Knowing what you're working with
The mistake does not in itself invalidate the experiment's conclusions, but experts say it casts further doubt over the results. Neutron expert Mike Saltmarsh of Oak Ridge National Laboratory in Tennessee, where Taleyarkhan previously worked, points out that doing a good technical job involves knowing what detector is in use.
"If you don't know what you're working with, you can easily make mistakes," says Saltmarsh.
Manuals provided by Ludlum Measurements, which manufactures both types of detector, confirm that different operating voltages and different calibration checks are recommended for the two, for example.
Source of confusion
Brian Naranjo of the University of California, Los Angeles, claimed in March that Taleyarkhan's observed neutrons probably came from a standard lab source rather than fusion reactions3. Naranjo based his study on results from a different detector in Taleyarkhan's setup.

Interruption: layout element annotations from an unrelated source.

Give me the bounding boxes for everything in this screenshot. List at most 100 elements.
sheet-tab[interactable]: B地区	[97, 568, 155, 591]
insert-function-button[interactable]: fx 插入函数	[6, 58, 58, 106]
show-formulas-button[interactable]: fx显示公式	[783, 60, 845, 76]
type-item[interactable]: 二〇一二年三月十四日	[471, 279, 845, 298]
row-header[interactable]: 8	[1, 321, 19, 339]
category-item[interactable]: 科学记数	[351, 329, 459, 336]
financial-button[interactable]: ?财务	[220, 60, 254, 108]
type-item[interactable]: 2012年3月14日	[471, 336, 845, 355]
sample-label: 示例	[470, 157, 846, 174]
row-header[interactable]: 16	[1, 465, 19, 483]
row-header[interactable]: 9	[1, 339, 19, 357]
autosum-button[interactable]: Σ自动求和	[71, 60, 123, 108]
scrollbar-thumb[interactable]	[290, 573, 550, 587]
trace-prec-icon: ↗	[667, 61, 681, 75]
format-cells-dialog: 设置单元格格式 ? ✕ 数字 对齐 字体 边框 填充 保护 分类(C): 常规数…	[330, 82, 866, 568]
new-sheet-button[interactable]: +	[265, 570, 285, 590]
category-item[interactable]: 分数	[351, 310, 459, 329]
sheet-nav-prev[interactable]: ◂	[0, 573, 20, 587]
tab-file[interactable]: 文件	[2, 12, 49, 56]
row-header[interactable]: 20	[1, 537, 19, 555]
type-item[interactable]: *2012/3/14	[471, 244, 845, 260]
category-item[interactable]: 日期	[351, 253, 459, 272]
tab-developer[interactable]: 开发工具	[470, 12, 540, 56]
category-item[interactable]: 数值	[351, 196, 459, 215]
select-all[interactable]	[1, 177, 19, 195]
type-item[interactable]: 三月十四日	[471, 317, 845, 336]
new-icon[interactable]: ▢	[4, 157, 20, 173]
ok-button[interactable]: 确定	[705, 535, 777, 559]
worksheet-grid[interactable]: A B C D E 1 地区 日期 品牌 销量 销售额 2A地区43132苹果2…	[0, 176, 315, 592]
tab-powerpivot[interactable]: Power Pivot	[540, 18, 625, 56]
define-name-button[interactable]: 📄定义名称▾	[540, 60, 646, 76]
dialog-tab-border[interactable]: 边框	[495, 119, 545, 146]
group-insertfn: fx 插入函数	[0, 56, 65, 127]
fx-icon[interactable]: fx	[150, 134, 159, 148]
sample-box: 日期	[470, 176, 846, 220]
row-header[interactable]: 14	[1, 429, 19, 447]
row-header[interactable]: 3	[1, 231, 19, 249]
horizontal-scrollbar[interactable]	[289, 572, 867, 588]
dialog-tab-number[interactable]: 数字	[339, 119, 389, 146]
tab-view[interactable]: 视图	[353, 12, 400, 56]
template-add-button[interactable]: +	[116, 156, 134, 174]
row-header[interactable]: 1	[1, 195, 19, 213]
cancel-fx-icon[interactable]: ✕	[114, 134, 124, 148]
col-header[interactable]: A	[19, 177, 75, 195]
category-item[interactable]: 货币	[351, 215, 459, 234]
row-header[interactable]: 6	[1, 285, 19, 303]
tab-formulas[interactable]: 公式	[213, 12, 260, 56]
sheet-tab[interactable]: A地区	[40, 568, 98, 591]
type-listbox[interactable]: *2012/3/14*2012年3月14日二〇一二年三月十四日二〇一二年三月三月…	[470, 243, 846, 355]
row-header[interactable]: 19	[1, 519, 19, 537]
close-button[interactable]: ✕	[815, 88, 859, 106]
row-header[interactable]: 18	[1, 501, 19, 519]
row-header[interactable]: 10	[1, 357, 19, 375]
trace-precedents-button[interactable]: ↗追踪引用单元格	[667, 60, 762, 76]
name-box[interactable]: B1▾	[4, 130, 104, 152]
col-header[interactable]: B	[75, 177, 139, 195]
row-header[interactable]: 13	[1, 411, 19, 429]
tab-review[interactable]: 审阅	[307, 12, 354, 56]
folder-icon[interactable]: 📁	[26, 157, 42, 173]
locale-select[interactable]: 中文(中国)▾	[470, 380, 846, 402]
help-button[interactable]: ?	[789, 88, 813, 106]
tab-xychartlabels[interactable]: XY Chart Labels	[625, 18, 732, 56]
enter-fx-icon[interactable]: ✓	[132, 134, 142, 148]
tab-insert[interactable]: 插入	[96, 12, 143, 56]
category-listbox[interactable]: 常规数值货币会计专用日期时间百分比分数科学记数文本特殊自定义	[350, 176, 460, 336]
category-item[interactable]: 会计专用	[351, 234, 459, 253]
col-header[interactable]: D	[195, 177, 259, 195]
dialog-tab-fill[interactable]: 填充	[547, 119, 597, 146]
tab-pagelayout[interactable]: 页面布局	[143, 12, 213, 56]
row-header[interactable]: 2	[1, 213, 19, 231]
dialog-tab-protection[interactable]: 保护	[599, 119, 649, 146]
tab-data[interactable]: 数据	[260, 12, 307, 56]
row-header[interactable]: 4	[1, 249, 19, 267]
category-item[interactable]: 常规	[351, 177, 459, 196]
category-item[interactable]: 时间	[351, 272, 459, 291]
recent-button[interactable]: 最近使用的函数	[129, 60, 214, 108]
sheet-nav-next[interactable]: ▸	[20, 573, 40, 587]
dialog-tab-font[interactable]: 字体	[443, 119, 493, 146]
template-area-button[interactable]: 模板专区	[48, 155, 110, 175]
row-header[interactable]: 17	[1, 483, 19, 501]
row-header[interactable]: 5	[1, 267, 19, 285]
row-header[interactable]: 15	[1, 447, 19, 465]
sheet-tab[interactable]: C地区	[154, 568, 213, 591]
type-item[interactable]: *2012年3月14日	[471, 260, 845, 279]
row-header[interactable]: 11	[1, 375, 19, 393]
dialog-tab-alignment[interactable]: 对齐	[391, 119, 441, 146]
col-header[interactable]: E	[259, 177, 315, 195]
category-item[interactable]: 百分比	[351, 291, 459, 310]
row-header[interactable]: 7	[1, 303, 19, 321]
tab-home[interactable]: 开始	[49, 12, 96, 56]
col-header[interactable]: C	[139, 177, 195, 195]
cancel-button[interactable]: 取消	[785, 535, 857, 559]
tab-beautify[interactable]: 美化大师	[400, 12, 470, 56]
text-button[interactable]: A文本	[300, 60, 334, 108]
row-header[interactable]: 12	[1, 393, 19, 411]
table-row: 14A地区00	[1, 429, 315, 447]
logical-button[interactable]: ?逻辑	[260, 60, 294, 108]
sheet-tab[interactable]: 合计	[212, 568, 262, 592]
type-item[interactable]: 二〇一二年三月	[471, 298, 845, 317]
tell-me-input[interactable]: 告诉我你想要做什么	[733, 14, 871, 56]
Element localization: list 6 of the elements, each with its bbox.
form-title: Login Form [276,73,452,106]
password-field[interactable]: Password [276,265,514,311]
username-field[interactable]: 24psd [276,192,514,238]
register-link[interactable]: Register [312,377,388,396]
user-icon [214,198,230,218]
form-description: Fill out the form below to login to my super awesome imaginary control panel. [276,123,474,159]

Saltmarsh points out that the data from the lithium iodide detector, as it is now known to be, are consistent with Naranjo's claim. In Taleyarkhan's experiment, the 'boron trifluoride' detector observed high levels of gamma rays (gamma-rays) alongside the neutrons, despite the fact that boron trifluoride detectors are not very sensitive to gamma-rays. Taleyarkhan and his colleagues suggest that neutrons from fusion were interacting with the detector's polyethylene coating to produce a slew of rays.
But the lithium iodide detector is more sensitive to gamma-rays, says Saltmarsh, and the lab source posited by Naranjo could easily have provided enough for the levels observed.
Taleyarkhan's co-author Robert Block, of Rensselaer Polytechnic Institute in New York, disagrees. Block says he and Taleyarkhan still think the observed gamma-rays are produced by fusion neutrons colliding in the polyethylene covering, no matter what the detector.
A university review of Taleyarkhan's work is under way and due to finish by 1 June.